Good News! There’s No Reason for You to Drink Wine That Costs Over $3
I’m about to save you a FORTUNE. Next time you’re buying wine and you’re choosing between a good looking, moderately-priced bottle of wine and the two-gallon jug that costs $9, go for the hobo wine. There’s no reason NOT TO.
In 1995, 59% of the wine purchased in the U.S. sold for less than $3-a-bottle, adjusted for inflation. By 2006, that dropped to 29%. It’s most likely even lower now. Meanwhile, wines over $14-a-bottle have seen sales go up 400%.
And there’s really NO REASON. At that level, there’s barely any difference between the cheaper wine and the more expensive wine. Brand and stores are marking up wine because we let them get away with it.
Studies have shown that unless you’re a seasoned wine expert, in a blind taste test, most people can’t tell the difference. In fact, more people prefer the taste of the CHEAPER wines.

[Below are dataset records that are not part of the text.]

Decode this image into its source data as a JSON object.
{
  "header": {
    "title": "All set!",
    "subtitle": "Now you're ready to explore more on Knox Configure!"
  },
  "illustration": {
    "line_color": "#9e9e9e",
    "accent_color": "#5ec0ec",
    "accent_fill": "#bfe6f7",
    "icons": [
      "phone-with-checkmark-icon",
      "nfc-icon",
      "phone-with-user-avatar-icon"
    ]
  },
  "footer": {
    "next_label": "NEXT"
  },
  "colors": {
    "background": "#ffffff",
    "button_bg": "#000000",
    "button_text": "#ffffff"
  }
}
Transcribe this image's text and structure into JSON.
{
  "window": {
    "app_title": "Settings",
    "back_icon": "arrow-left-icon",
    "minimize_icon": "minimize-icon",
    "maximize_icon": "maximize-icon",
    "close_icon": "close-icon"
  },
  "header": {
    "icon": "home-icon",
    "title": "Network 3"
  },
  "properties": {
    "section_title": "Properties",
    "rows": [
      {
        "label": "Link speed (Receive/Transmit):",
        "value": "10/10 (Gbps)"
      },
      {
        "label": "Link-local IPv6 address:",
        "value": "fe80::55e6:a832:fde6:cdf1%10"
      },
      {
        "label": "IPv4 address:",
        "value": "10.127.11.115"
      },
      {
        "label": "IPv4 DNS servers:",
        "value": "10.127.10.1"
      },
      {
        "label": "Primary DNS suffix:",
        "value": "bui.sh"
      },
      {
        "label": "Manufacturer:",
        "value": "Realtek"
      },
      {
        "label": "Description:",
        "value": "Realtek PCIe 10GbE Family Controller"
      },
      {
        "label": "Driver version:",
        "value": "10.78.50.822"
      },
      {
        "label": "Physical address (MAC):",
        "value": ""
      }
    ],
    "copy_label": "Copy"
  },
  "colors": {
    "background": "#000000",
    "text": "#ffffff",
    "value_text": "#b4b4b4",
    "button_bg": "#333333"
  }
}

The main reason we praise more expensive wines is a psychological trick that tells us we’re supposed to.
Ernest Gallo, who is one of the pioneers of cheap wine in America, used to do a test where he’d have people try two glasses of wine. He told them one wine cost 5 cents and the other cost 10 cents.
People ALWAYS said they preferred the more expensive wine. The only problem . . . both glasses actually contained the exact same thing.